Wednesday, October 26, 2022

Zakr . . . what?
Getting Negative About Half Siblings

 

Zakr.... Okay, take a deep breath and spell it out: Zakrzewicz. Only in Poland could I have run across a surname like that. And the only problem with that has been the question of whether that name represents a different mother for Katarzina Gramlewicz, or simply another alias.

Katarzina Gramlewicz was the direct ancestor of my recently-found DNA match at MyHeritage. On paper—at least, according to this match's tree—Katarzina's father had the same name as my second great-grandmother's father, Andrzej Gramlewicz.

That, however, is where things begin to break down. According to what I've struggled to find online, my second great-grandmother's mother had a maiden name of Nowicka. For the tree of this DNA match, though, Katarzina's mother had a different surname: Zakrzewicz.

Where did that come from? Does that mean Katarzina is only half-sister to my Elżbieta Gramlewicz? I had to go searching for any sign that Andrzej was married twice—and to two different women who were both named Katarzyna.

There are problems with such a search, at least with what is currently available online for Polish records in the Catholic parish of Żerków. There are two resources I can use. One is the Poznan Project, which is strictly limited to transcriptions of available marriage records, both church and civil, during the 1800s. The other resource, which includes baptisms and death records as well as marriage information in their transcriptions, is the website known as BaSIA

In addition to the hazards of relying on transcriptions, the collections include significant gaps in dates. For those reasons, I looked for signs of any family members in Żerków with the surname Zakrzewicz. I discovered a few unexpected details. For one, a man by the name of Adalbertus Zakrzewicz showed up with surprising regularity as the godparent at several baptisms for children with a variety of other surnames. None of those baptisms linked that surname to Nowicki. And only once was he a godparents to a Gramlewicz baptism—but not connected to Andrzej.

Another near brush with familial connection was the 1819 baptism of a Kraska baby, when a different Zakrzewicz identified as Martinus was named as godparent, along with a woman surnamed Gramlewiczowa. Close, but still not our line.

This is where things turn negative. I found no record for anyone named Zakrzewicz marrying a Gramlewicz, nor any baptismal record for a child of such a couple. Nor have I been able to identify a premature date of death for Katarzina Nowicka, mother of my Elżbieta, or even Katarzina Zakrzewicz, named as mother of Elżbieta's supposed sibling Katarzina.

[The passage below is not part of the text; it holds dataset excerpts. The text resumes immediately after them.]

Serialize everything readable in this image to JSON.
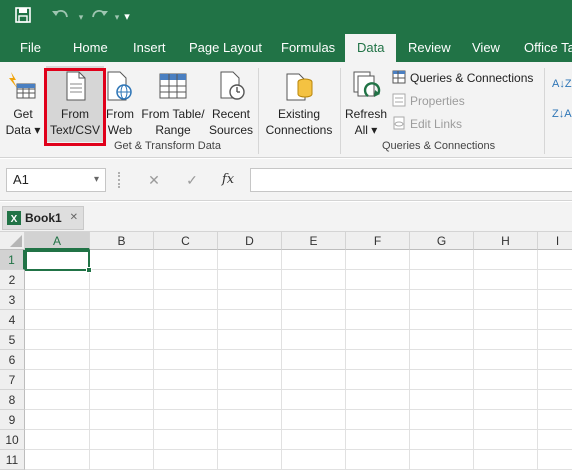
{
  "qat": {
    "save_icon": "save-icon",
    "undo_icon": "undo-icon",
    "redo_icon": "redo-icon",
    "customize_glyph": "▾"
  },
  "tabs": [
    {
      "label": "File"
    },
    {
      "label": "Home"
    },
    {
      "label": "Insert"
    },
    {
      "label": "Page Layout"
    },
    {
      "label": "Formulas"
    },
    {
      "label": "Data",
      "active": true
    },
    {
      "label": "Review"
    },
    {
      "label": "View"
    },
    {
      "label": "Office Tab"
    }
  ],
  "ribbon": {
    "get_data": {
      "line1": "Get",
      "line2": "Data ▾"
    },
    "from_text": {
      "line1": "From",
      "line2": "Text/CSV"
    },
    "from_web": {
      "line1": "From",
      "line2": "Web"
    },
    "from_table": {
      "line1": "From Table/",
      "line2": "Range"
    },
    "recent_sources": {
      "line1": "Recent",
      "line2": "Sources"
    },
    "existing_connections": {
      "line1": "Existing",
      "line2": "Connections"
    },
    "group1_label": "Get & Transform Data",
    "refresh_all": {
      "line1": "Refresh",
      "line2": "All ▾"
    },
    "queries_connections": "Queries & Connections",
    "properties": "Properties",
    "edit_links": "Edit Links",
    "group2_label": "Queries & Connections",
    "sort_az": "A↓Z",
    "sort_za": "Z↓A"
  },
  "formula_bar": {
    "name_box": "A1",
    "name_box_dropdown": "▾",
    "cancel_glyph": "✕",
    "enter_glyph": "✓",
    "fx": "fx",
    "formula_value": ""
  },
  "workbook": {
    "tab_label": "Book1",
    "close_glyph": "✕"
  },
  "sheet": {
    "columns": [
      "A",
      "B",
      "C",
      "D",
      "E",
      "F",
      "G",
      "H",
      "I"
    ],
    "rows": [
      "1",
      "2",
      "3",
      "4",
      "5",
      "6",
      "7",
      "8",
      "9",
      "10",
      "11"
    ],
    "active_cell": "A1"
  },
  "colors": {
    "accent": "#217346",
    "highlight": "#e0001a"
  }
}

The key, at this point, is that the only place I've seen mention of a wife of Andrzej Gramlewicz being named as a Zakrzewicz was years after the fact, when the younger Katarzina died in 1887. There, she was named as a married woman—her husband being Wincenty Cichocki—and the reporting party was listed as her daughter Agnes. As sometimes happens when such information is gathered, it is likely that the reporting party provided incorrect information.

On the other hand, when we review the dates where transcripts provided mother's maiden name, the elder Katarzyna was consistently listed by the maiden name Nowicka:

  • in 1820 for the baptism of daughter Apolonia
  • in 1822 for the baptism of daughter Josepha
  • in 1823 for the death of daughter Josepha
  • in 1824 for the baptism of son Joannes
  • in 1827 for the baptism of son Piotr Paweł
  • in 1827 at the death of son Jan (Joannes in Catholic records)

The record gap in question, though, is for the dates preceding that 1820 entry. Based on various other records in which the younger Katarzyna appeared, we can calculate her year of birth as either 1812 or 1814. A record at the Poznan Project indicates that her parents were married in 1810. And that 1810 document indicates the elder Katarzyna had a maiden name of Nowicka. Despite the gap in other records prior to 1820, until I am able to locate any other supporting documentation for another wife—or another maiden name—from the Zakrzewicz family, I'll call Elżbieta and Katarzyna two sisters from the same mother.